Alex Schwindt is an independent filmmaker based in Raleigh, North Carolina. On a recent shoot at Duke University’s Goodman Chapel the lighting was beautiful, but impossible nearly impossible to film. He explains, “The stage area is back lit by windows that are probably 100-foot wide by 40 foot tall. And then on the far wall is another set of windows. And we rolled in and we were shooting the scene and it was the first beautiful day of spring. It was, the sky was blue. The trees had bloomed and the light outside the windows was just gorgeous, but it was crazy bright. And so, we had a hard choice. We had to decide, are we going to expose for the people in the room? Or are we going to expose to the sky and really underexpose the people we were supposed to be filming?”

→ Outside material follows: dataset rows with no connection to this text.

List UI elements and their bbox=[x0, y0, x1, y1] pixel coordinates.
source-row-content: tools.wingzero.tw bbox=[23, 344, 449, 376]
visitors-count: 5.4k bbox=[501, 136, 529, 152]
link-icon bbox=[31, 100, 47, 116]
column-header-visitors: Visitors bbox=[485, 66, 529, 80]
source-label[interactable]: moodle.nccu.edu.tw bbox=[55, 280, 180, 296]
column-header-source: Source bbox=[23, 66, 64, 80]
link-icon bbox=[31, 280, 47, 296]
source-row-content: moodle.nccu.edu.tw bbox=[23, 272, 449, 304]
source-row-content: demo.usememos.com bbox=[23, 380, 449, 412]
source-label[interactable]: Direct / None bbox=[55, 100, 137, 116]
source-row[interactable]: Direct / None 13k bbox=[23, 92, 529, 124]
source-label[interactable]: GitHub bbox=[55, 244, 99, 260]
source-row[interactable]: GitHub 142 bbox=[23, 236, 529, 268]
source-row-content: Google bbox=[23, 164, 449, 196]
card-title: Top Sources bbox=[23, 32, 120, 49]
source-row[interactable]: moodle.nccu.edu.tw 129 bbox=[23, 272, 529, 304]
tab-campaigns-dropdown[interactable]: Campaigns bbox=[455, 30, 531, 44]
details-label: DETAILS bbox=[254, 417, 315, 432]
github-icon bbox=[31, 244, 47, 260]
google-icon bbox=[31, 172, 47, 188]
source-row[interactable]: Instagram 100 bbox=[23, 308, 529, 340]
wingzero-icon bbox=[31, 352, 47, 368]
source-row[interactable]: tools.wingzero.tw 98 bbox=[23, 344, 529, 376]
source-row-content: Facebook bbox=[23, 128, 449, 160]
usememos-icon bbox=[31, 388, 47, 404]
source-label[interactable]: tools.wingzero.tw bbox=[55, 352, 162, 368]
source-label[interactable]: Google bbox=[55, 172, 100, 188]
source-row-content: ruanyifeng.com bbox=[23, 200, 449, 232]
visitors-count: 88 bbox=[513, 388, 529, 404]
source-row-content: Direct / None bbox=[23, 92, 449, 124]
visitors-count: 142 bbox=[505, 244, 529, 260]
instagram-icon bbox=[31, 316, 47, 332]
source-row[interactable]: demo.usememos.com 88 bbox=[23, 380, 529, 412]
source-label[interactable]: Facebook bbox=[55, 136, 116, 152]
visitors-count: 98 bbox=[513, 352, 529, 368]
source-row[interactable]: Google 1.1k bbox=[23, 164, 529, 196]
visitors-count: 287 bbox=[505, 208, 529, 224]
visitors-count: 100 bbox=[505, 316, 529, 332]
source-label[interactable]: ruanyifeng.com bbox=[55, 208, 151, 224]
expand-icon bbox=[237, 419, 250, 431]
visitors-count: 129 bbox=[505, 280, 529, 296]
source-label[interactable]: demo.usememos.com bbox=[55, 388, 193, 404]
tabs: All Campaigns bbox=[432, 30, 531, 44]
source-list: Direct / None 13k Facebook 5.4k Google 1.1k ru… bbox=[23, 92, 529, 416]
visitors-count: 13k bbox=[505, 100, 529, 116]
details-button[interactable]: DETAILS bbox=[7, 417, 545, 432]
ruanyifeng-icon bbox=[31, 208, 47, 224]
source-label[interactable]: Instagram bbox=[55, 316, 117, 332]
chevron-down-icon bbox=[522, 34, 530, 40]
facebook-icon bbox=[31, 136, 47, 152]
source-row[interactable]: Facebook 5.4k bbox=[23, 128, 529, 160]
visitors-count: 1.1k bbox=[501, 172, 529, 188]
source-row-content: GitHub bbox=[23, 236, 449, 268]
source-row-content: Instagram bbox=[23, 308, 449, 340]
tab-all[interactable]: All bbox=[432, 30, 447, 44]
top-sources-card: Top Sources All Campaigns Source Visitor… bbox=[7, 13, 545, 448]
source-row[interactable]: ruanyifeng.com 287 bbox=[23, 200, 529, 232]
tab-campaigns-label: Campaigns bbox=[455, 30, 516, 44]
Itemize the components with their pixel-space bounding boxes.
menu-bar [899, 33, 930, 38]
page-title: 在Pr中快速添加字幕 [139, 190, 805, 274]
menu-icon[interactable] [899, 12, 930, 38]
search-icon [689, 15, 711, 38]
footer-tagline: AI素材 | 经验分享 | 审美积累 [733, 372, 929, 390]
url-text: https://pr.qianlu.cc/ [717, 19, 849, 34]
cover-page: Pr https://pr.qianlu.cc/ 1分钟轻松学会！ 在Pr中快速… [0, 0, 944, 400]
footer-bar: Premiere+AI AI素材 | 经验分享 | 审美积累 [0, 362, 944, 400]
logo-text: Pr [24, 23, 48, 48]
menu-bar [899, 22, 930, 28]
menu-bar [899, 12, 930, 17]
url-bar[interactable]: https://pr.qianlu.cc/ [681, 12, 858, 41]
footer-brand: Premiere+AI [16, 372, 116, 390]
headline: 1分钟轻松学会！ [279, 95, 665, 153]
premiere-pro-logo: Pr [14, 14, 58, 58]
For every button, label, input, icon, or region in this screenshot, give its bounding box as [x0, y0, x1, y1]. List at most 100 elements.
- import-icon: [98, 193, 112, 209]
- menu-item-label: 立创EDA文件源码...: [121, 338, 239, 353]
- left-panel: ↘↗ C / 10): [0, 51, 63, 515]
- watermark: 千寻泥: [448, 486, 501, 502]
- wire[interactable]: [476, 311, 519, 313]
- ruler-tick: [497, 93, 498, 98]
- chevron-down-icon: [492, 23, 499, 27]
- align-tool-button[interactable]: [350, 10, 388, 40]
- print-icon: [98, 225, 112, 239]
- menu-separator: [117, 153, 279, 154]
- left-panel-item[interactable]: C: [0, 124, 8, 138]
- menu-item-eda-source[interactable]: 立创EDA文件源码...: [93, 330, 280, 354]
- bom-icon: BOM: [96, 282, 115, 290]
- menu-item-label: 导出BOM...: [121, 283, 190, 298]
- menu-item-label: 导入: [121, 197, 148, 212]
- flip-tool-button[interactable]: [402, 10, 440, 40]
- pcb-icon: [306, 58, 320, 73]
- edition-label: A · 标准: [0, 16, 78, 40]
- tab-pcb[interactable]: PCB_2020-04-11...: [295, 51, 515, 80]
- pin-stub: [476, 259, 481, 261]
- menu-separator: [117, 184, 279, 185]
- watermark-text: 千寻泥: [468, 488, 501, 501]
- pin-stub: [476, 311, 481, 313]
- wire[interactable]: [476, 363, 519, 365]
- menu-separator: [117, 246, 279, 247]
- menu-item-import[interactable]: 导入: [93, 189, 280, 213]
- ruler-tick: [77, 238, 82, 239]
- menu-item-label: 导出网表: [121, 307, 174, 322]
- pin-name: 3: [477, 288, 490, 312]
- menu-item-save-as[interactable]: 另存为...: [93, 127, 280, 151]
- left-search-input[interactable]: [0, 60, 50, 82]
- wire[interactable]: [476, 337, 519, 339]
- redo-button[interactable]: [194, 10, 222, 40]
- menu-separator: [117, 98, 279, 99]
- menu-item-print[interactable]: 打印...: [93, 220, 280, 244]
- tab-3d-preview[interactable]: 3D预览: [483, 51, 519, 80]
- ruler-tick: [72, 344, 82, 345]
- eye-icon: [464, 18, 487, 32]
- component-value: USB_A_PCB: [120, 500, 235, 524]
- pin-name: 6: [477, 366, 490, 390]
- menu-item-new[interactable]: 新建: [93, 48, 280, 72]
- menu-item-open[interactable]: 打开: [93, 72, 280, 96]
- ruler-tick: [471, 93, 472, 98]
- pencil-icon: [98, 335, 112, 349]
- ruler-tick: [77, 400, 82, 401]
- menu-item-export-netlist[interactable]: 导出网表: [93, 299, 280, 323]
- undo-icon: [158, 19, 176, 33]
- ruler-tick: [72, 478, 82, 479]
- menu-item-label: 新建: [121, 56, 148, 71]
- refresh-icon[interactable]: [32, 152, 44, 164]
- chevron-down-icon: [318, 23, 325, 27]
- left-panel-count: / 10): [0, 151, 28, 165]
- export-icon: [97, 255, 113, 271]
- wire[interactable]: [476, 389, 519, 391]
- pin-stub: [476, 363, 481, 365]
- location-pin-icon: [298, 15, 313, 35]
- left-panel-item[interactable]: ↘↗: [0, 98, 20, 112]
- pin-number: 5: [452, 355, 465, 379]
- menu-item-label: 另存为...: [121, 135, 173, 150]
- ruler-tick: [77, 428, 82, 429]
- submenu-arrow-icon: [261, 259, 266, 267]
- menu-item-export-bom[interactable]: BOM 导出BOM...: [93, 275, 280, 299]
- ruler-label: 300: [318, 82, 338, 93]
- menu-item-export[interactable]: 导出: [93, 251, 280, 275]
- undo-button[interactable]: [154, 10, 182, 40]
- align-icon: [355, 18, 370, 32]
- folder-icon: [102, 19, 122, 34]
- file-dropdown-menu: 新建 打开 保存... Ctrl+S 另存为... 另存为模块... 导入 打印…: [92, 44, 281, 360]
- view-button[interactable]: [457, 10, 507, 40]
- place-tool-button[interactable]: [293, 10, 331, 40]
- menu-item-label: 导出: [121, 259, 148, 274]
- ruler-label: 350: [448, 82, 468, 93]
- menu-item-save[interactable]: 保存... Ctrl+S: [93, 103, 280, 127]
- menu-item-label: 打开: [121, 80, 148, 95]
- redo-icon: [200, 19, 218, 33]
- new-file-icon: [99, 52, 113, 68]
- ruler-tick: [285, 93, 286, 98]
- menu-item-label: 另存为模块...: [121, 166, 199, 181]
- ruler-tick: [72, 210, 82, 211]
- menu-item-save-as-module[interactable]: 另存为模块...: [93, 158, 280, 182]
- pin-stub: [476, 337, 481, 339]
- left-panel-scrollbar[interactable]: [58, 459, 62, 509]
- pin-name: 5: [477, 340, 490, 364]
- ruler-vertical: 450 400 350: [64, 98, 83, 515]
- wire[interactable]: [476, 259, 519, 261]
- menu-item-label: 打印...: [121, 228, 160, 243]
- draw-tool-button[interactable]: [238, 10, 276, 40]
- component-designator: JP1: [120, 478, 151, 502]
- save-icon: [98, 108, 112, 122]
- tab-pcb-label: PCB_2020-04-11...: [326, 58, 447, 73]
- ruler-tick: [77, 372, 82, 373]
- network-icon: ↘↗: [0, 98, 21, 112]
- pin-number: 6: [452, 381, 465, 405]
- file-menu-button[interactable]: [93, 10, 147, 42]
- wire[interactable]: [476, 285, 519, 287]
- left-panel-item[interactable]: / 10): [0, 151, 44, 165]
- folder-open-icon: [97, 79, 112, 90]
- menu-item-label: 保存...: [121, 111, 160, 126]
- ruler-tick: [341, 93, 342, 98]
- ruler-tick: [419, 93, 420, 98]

Learn more about how a single lighting fixture can offer a wide range of solutions for filmmakers in this DAVE.video interview with Filmmaker, Alex Schwindt, Randy Ready, Specification Sales Manager with ARRI and Brian Blackmore, editor of Church Production.
But Schwindt just happened to have new piece of lighting equipment that he was reviewing for Church Production Magazine – the ARRI Orbiter. “So, we weren't really planning to use the Orbiter, but we had it with us. We threw the Orbiter up quickly. I think in four minutes we threw a diffusion panel in front of it and just punched through it. And we were competing with the sun and it worked! We didn't lose the sky. We didn't lose with people. We were probably shooting from 30 feet away, just kind of pretending like we had another wall of windows with this light, and we didn't have to choose between the sky and the people. And I can count on no fingers the number of time a single light source has ever let me do that. So that was a surprise. That was really great.”
"...we were competing with the sun and it worked!" - Alex Schwindt, filmmaker
Randy Reed is the sales manager with ARRI lighting and he explains that the Orbiter is much more than a very bright light. He says many call it the Swiss Army Knife of lighting. “One minute it can be an open faced 60-degree light with a hard light coming out of it with sharp shadows. The next minute, it can be a light with a Chimera Dome on it and doing an interview with it. And then it’s got all kinds of sensors and things like that on it,” Reed says. “You can bring it into any room. And if you don't know what the color temperature is in that room, it's got a sensor on top of the fixture and you can go into the menu and turn it on and it will turn the light to whatever the color temperature is in the room. So that makes it a lot easier trying to figure out and get your camera light balanced.”
"The ambient light color temperature sensor is a differentiator that I've never seen on a light and I loved it." - - Alex Schwindt, filmmaker
Schwindt says the color temperature sensor and matching features were one of his favorites on the Orbiter. “One of the things that really impressed me, I do a lot of documentaries and so the ambient light feature where it would just kind of give us a reading of the room and tell me what the color temperature in the room was, was really impressive,” he says. “I could basically turn on the light, use that feature and then just dial in the amount of light. And the matching was really fantastic. And that's one of those features that kind of seems like an extra cool bonus add on if you're doing independent fixture filmmaking, where you're running fast, or you’re doing a documentary, that's a differentiator that I've never seen on a light and I loved it. I was very, very impressed. It was very functional and worked really well.”